G: What are your personal records for the bench press, squat, and deadlift?
T: At a bodyweight of about 130 lbs (59 kg), here are my PR's:
  1. Bench press: 205 lbs (93 kg).
  2. Single-leg squat: I’ve never actually maxed out – the balance does become an issue when I go heavy. I usually go light for work sets with about 65 lbs (29.5 kg).
  3. Single-leg deadlift: 175 lbs (79.5 kg).
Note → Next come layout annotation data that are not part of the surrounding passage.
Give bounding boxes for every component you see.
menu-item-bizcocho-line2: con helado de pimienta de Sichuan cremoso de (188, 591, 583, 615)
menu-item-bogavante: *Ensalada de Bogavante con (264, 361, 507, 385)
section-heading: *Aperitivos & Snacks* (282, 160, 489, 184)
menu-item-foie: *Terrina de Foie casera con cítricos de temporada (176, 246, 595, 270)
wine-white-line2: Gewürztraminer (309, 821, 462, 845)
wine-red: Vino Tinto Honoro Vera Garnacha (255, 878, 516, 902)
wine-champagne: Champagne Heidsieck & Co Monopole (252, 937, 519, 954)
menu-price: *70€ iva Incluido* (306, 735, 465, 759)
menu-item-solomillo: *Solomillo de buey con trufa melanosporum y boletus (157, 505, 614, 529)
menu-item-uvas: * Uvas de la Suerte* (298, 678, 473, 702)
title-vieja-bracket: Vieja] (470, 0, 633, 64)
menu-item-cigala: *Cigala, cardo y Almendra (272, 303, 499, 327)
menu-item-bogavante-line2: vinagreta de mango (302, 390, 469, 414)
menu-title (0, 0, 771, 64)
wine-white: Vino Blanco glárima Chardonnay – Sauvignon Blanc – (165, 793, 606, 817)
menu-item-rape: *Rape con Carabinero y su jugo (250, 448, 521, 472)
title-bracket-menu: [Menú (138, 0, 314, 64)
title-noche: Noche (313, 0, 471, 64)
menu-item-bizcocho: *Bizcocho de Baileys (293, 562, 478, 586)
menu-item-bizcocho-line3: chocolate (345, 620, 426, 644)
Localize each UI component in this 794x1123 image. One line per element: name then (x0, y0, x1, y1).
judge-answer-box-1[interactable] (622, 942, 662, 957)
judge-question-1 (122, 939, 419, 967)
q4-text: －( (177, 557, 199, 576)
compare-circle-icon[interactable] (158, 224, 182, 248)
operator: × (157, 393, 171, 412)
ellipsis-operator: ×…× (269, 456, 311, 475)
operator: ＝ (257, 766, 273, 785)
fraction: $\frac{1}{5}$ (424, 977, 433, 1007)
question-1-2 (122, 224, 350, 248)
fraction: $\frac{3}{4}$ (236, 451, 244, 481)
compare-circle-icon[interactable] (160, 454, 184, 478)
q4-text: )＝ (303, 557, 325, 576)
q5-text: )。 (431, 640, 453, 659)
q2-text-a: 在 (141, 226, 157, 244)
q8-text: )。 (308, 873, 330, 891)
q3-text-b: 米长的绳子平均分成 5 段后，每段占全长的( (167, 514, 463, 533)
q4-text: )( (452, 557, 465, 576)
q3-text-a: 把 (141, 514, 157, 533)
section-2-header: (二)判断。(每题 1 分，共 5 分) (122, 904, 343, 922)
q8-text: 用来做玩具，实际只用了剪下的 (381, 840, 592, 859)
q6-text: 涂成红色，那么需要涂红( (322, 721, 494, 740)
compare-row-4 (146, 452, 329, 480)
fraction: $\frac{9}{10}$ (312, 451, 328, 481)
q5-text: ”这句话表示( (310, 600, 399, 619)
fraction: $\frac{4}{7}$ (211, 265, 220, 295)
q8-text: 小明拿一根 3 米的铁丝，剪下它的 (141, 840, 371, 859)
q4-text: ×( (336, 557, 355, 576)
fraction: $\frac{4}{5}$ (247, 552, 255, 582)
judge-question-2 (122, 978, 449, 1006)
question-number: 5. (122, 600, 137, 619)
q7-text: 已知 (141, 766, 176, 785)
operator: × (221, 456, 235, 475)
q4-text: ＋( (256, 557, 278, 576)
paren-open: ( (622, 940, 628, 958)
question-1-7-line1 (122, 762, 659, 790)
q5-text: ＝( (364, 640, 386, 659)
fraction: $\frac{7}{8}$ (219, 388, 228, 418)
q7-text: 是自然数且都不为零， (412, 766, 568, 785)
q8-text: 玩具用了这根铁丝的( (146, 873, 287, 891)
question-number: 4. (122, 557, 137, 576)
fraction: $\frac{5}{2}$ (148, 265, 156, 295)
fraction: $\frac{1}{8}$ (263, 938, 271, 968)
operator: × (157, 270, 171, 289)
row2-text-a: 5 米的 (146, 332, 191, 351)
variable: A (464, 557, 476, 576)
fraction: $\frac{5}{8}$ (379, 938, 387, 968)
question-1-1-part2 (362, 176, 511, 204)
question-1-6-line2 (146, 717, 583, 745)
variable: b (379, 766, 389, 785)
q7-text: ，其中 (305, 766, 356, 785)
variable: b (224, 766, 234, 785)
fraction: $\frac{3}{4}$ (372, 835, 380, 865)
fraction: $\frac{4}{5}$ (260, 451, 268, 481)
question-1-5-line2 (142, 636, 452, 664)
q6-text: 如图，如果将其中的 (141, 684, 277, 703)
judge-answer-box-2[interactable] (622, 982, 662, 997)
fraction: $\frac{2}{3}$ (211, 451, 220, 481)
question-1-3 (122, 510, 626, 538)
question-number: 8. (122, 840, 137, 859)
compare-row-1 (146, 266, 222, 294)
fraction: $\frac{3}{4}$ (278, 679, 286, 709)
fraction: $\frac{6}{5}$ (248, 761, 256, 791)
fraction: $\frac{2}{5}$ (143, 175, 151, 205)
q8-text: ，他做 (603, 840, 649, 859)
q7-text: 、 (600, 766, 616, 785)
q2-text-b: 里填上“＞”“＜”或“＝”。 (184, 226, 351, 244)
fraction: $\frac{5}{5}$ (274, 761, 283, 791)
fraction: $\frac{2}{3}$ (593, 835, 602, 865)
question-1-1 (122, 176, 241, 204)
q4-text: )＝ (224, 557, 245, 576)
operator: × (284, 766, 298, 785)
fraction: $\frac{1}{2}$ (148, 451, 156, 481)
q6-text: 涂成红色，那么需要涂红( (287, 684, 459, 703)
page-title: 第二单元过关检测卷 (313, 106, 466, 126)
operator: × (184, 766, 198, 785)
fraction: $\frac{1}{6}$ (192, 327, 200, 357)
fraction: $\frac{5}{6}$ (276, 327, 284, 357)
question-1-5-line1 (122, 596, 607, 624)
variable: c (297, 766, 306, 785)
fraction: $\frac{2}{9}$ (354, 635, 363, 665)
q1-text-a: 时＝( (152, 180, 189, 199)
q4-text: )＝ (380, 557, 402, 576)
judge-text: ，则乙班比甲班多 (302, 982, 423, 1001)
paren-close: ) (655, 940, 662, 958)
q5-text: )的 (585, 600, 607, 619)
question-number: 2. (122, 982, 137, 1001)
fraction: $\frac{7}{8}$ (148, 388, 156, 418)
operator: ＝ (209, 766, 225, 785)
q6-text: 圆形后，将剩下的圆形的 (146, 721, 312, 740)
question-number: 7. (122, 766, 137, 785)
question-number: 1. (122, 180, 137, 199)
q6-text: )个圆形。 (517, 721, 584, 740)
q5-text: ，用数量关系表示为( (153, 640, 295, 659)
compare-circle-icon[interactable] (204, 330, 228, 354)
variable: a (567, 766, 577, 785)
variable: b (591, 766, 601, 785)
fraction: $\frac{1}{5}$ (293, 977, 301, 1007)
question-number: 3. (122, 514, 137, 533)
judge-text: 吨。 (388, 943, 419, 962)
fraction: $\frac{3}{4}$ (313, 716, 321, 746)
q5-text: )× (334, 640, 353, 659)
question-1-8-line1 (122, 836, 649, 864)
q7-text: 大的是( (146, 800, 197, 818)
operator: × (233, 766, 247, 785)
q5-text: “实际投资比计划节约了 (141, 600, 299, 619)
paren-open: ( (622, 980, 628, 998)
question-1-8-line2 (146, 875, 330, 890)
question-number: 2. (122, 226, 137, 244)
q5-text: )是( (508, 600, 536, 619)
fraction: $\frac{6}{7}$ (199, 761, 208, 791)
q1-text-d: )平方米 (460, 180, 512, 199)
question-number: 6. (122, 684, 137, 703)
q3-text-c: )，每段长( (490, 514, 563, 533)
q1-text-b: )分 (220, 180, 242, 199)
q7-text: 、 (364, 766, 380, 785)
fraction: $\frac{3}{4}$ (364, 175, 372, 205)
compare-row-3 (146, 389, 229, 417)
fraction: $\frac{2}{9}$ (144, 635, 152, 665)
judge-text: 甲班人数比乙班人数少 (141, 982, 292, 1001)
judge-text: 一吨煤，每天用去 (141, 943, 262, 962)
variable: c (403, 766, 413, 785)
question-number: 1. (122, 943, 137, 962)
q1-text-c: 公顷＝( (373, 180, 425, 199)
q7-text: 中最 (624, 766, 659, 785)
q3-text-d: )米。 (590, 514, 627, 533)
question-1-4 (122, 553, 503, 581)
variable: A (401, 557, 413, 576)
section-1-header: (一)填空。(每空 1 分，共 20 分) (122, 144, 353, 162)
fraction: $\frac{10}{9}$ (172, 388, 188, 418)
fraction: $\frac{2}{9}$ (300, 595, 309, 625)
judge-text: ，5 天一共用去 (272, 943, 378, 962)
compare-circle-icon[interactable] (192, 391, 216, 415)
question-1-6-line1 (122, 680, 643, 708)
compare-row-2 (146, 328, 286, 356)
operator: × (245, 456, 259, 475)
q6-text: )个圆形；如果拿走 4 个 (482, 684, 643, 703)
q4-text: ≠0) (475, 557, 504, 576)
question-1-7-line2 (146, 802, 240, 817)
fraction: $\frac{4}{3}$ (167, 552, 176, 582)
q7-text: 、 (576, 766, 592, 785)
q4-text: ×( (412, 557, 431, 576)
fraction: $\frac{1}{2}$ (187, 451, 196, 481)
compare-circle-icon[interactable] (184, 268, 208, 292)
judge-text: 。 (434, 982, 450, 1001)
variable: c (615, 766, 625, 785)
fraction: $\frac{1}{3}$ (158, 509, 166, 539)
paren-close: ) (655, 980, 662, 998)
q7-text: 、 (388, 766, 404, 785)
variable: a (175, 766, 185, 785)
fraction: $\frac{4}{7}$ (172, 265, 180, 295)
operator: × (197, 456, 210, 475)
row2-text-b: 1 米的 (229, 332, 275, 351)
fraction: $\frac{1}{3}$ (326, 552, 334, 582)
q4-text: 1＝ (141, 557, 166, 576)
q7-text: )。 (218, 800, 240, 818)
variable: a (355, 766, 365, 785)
G: When a setback comes, how do you deal with it? How do you keep your motivation?
T: This is a really pertinent question, as I just underwent serious colorectal surgery for ulcerative colitis, which I’d been battling since 2010. According to doctor’s orders, I’m not allowed to lift anything heavier than a gallon of milk for the next two months. This has been a major challenge for me, as exercise is obviously a huge part of my daily life. To fill the void in the meantime, I continue to read and write and help friends with their training. Also, on a positive note, I think this will be a great learning experience for me. When I do return to the gym, I will have to start from square one, with very little strength and stamina. This is the same challenge that so many sedentary people face when they return to exercise, and I will get to experience it firsthand.

G: I saw that you just came home from hospital. Are you okay now? I hope you’re recovering!
T: Thank you so much. The surgery went really well, but I had several complications afterward that resulted in a two-week hospital stay and 17 lbs (8 kg) of weight loss. I’m glad to be back home finally. Although the road to recovery is going to be a long one, I continue to feel a little bit better each day.

Working on my deep breathing while in the hospital.

G: Again, thanks for showing us human toughness. You are truly a model for us. I hope we’ll meet each other someday.
T: You are too kind. Thank you so much for reaching out and for the fabulous questions. I’m so glad that people near and far are finding my work inspiring, as it’s what I love to do. I hope to visit Taiwan someday soon!